Jamais plus je ne me rendrais au foyer familial, je peux dire adieu au pavillon de ma jeunesse. À présent, j’ai compris, il est temps de coupon le cordon. Fini, le temps où je pouvais me vautrer dans les ultimes de mon adolescence, ce temps s’est enfui.
Oh, je ne m’en vais pas de gaité de cœur : là-bas, on mange gratis.
De toute façon, la transition est aisée : il y a longtemps que je dors sous d’autres toits que celui de mes parents, mais à présent le logis familial me fait douloureusement sentir que ce n’est plus la peine d’y mettre les pieds.
Je ne parle pas du babillage épuisant de ma mère ou des borborygmes de mon père me reprochant de confondre la maison avec un hôtel doublé d’une laverie, derniers fragments d’une jeunesse enfuie (c’est merveilleux, les vêtements arrivent froissés et sales dans la valise et à la fin du week-end, ils réintègrent la-dite valise, propres et pliés. Quand je vous dis que ce pavillon a des pouvoirs magiques) – ça, j’ai l’habitude.

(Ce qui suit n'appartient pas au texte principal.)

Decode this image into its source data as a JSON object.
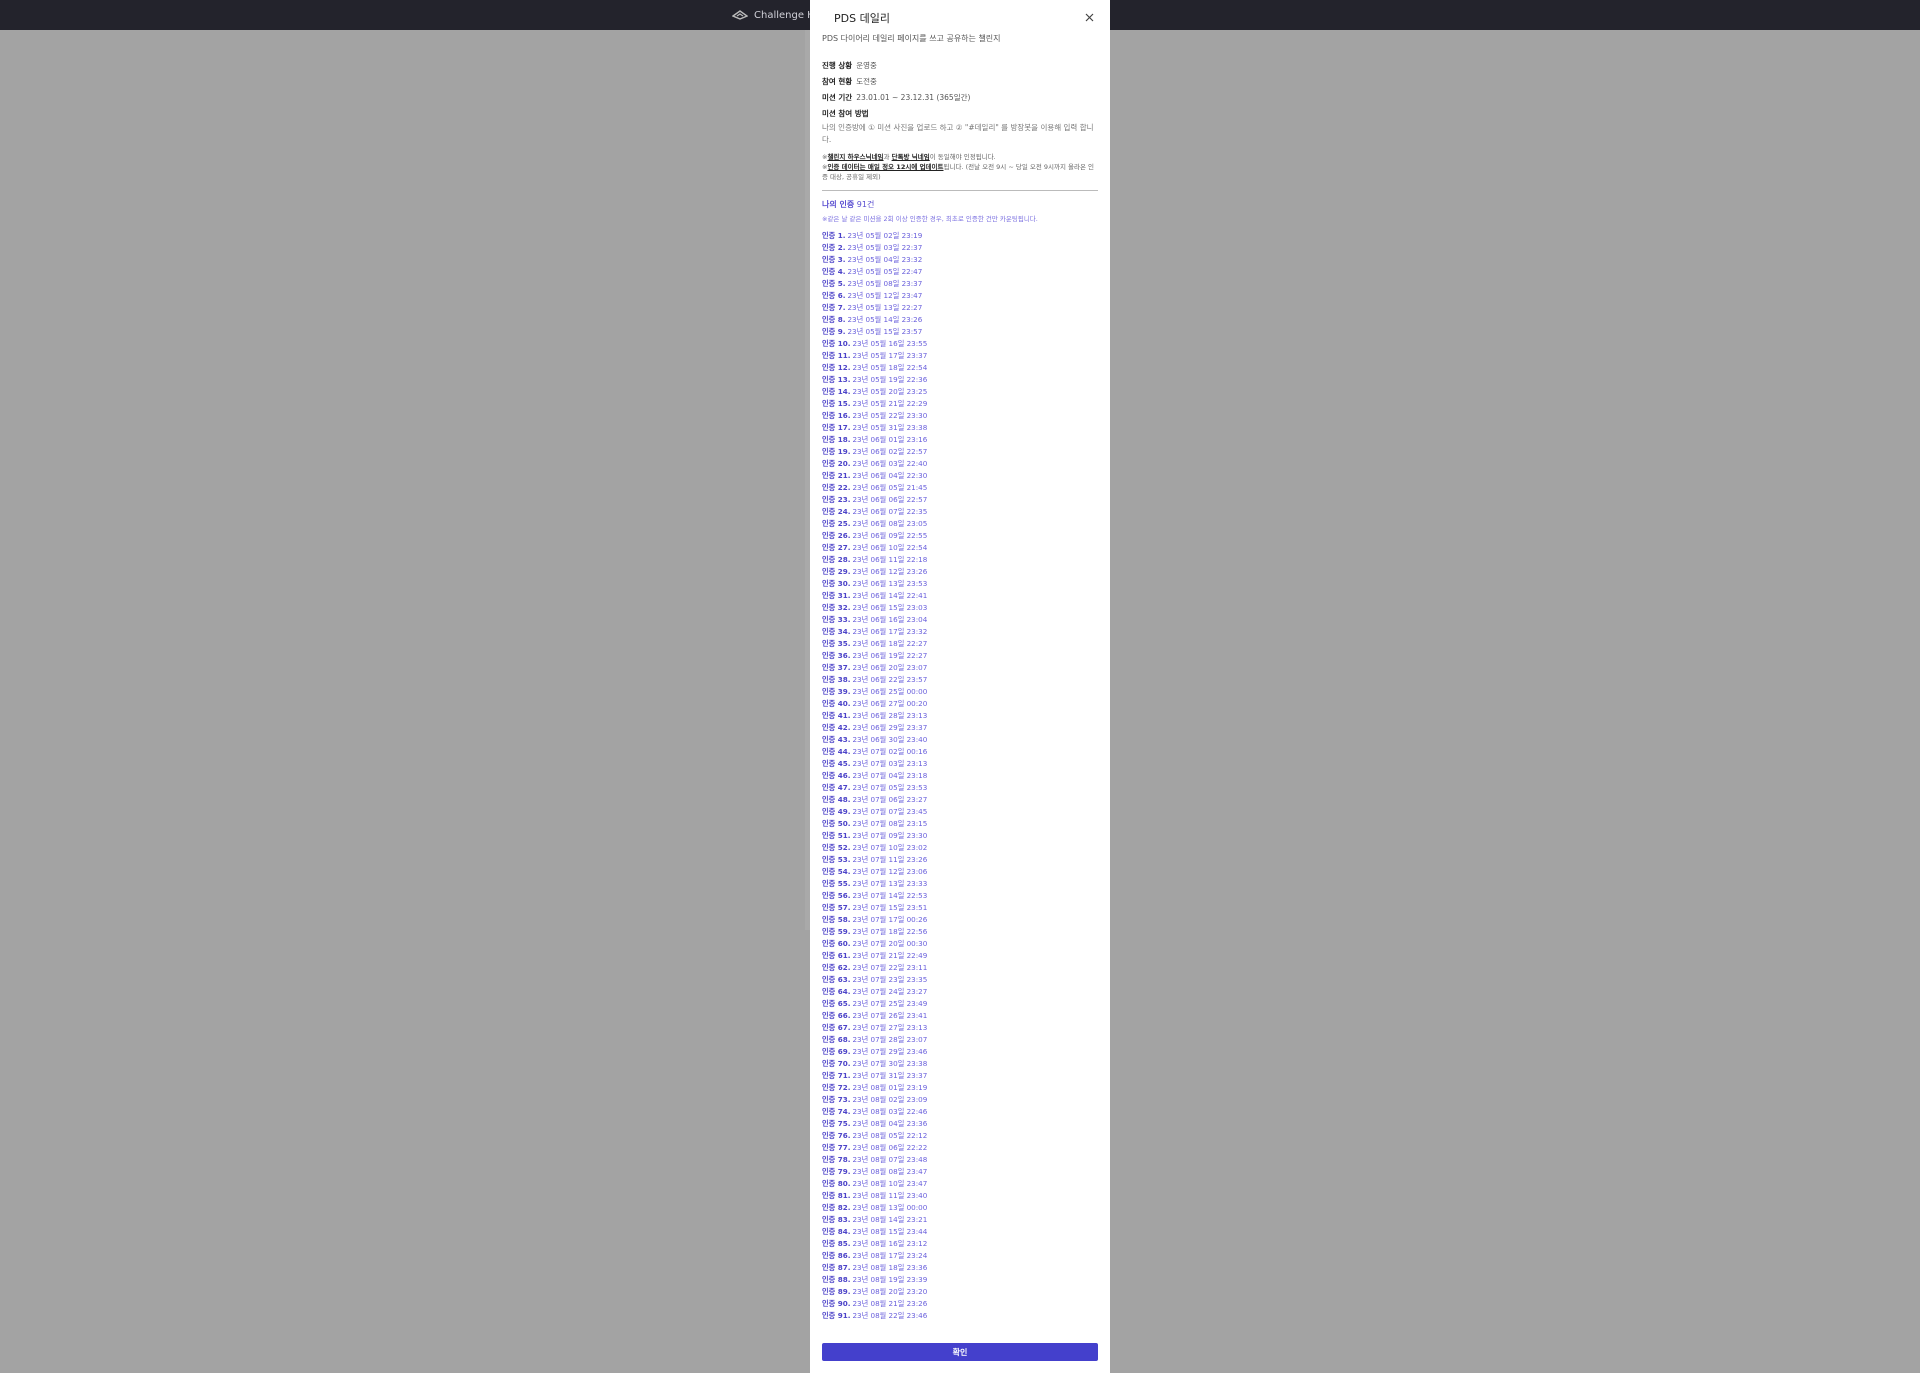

Mais ce foyer, ces murs et ces fenêtres, ils murmurent et conspirent à ma perte, ils me persécutent personnellement, conjurent les éléments pour me pourrir la vie.
Elle a dû entendre que je regagnais les pénates familiales dans le but de trouver le repos, donc elle détruit méthodiquement mon sommeil au scalpel rouillé, tétanos offert par la maison.

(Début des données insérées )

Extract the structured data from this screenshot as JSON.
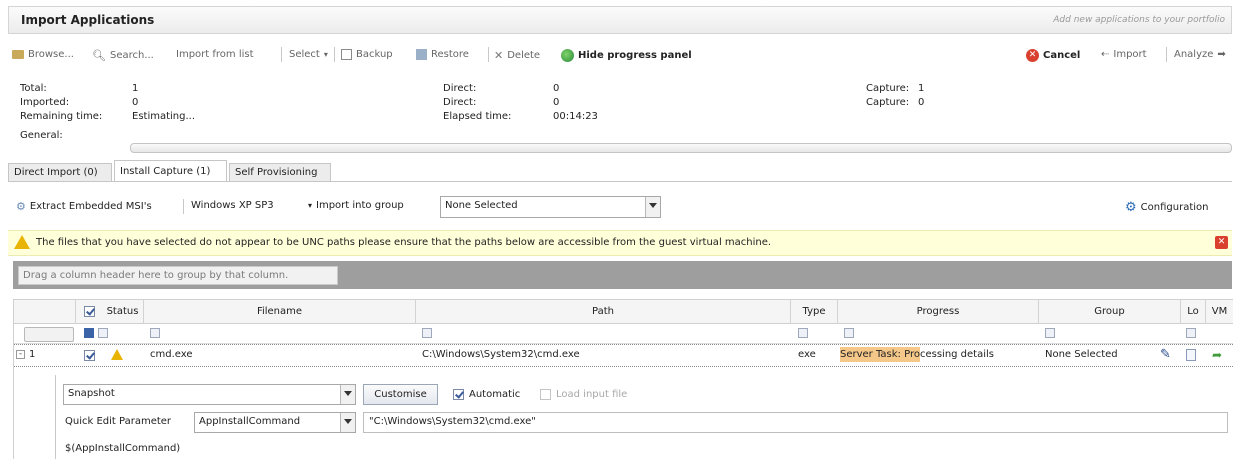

Les effluves de rap qui se déversent des fenêtres ouvertes d’un kéké à minuit, et même le chat qui hurle à la mort à partir de 7 heures du matin, c’est pour les petits joueurs, c’est anecdotique – quoique la technique du chat comporte un certain sadisme : la seule façon d’avoir la paix, c’est de le laisser troubler mon sommeil à force de ronronnements et de tentatives de se blottir contre sa maîtresse de façon à entraver mes mouvements et me gêner, voire le combo : se pelotonner contre mon oreille pour ronronner à pleines turbines.
Plus original : m’acculer au sacrifice.
Je vous brosse le portrait : le poseur de vitres arpente les arcanes de la maison pour a quatrième fois (au bas mot), suite à des oublis en chaîne, des erreurs de dimension, … Je vous le donne pour mille : l’homme s’est encore égaré.
Il propose donc benoîtement d’achever son travail le lendemain aux aurores, à huit heures.
Comprendre, il veut me faire mourir de fatigue et de neurasthénie.
De guerre lasse, je consens mais j’entends les radiateurs ricaner devant cette perspective de nuit tailladée. (bien sûr, ils ne pouvaient pas prévoir que je me ferai livrer les croissants au petit déjeuner)
Mais ce n’est pas tout – ce serait trop beau.
Le boss final : le réveil à 2h25.
Première attaque : le coup de fil. C’est un échec critique, je n’entends pas la sonnerie qui m’exhorte à porter assistance à ma très honorable voisine, qui a (encore) chu. Qu’à cela ne tienne, le logis honni sort de sa pokéball son attaque spéciale : les pompiers qui viennent sonner à la porte. Et ça ; c’est très très méchant.
Je ne peux plus reculer : non seulement je dois me lever, mais de surcroit je dois de ce pas me mouvoir jusqu'à l'étage inférieur tel le zombie afin de fouiller parmi les 50 clefs que mes parents conservent comme des reliques (dont 45 correspondent à d’anciennes serrures), constituées en trousseaux plus ou moins éclopés (parfois constitués d’un ensemble de clefs identiques, très « diamants sur canapé ») sans étiquette.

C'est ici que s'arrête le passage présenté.